The valve reintervention rate was 3.3% in the TAVR group vs. 2.5% in the surgery group (P = .44), Reardon and colleagues found.

Both groups had sustained improvement in quality of life, with a mean Kansas City Cardiomyopathy Questionnaire score of 88.3 in the TAVR group vs. 88.5 in the surgery group, according to the researchers.

Mean aortic valve gradient was lower at 5 years in the TAVR group compared with the surgery group (10.7 mm Hg vs. 12.8 mm Hg; difference, –2.1; 95% CI, –3 to –1.2; P < .001), whereas mean effective orifice area was larger in the TAVR group (2.1 cm2 vs 1.9 cm2; difference, 0.2; 95% CI, 0.1-0.3; P < .001), the researchers found.

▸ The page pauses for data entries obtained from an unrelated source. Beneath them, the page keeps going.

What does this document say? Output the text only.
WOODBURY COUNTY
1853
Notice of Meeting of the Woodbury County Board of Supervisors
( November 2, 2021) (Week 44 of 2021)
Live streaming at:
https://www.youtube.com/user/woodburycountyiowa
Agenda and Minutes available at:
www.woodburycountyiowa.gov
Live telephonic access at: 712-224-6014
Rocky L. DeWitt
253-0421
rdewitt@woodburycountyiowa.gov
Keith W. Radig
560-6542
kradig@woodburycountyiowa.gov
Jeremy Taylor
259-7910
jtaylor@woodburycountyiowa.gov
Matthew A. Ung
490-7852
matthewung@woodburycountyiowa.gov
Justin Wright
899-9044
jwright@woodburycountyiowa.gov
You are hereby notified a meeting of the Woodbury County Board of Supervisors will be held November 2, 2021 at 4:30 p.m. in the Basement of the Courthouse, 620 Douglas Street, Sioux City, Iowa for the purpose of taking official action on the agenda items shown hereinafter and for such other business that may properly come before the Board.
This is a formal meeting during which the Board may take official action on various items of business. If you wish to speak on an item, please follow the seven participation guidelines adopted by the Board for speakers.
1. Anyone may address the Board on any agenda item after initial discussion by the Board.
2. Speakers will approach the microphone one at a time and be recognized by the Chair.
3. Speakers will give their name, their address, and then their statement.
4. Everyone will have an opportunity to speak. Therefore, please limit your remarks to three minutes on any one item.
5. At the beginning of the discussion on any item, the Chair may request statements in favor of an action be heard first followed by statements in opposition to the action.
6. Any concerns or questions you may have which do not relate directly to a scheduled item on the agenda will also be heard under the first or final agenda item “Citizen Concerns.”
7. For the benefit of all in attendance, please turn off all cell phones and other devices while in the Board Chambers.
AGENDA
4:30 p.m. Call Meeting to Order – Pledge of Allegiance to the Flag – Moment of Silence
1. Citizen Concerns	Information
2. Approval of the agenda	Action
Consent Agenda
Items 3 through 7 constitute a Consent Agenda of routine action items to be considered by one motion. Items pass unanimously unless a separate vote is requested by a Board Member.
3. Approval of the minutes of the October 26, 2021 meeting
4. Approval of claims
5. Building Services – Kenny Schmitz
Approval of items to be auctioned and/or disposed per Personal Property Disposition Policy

Mild or greater paravalvular leak occurred in 14.7% of the TAVR group and 0.5% of the surgery group at 5 years (risk difference, 14.1 percentage points; 95% CI, 10.8-17.5; P < .001), but almost all of that was mild, and in the TAVR group, patients with mild paravalvular leak at 30 days had a similar mortality rate to those with trace or no paravalvular leak at 30 days (P = .67), according to the researchers.

A viable alternative

With TAVR, compared with surgery, “you’re living just as long, you’re having no more strokes, you’re recovering faster, you’re having no more significant leak around the valve, and at 5 years, the same number is alive and well. I think that speaks very well for this as an alternative to surgery for people at low surgical risk,” Reardon said.

He said the results apply only to patients aged 65 years or older; “less than 65 is still a data-free zone when it comes to TAVR vs. surgery.” The trial also did not include patients with bicuspid valves or those with concomitant procedures other than CABG or PCI. “But within the group that we tested, at 5 years, TAVR still has a very strong appearance compared to surgery,” he said. “Above 65, to me it’s the physiologic risk of surgery vs. the anatomic risk of TAVR, with patient preference built in there. Not all anatomies are going to be ideal for TAVR, whereas we can handle pretty much any anatomy in surgery.”

Reardon said the researchers plan to release data from the trial every year up to 10 years.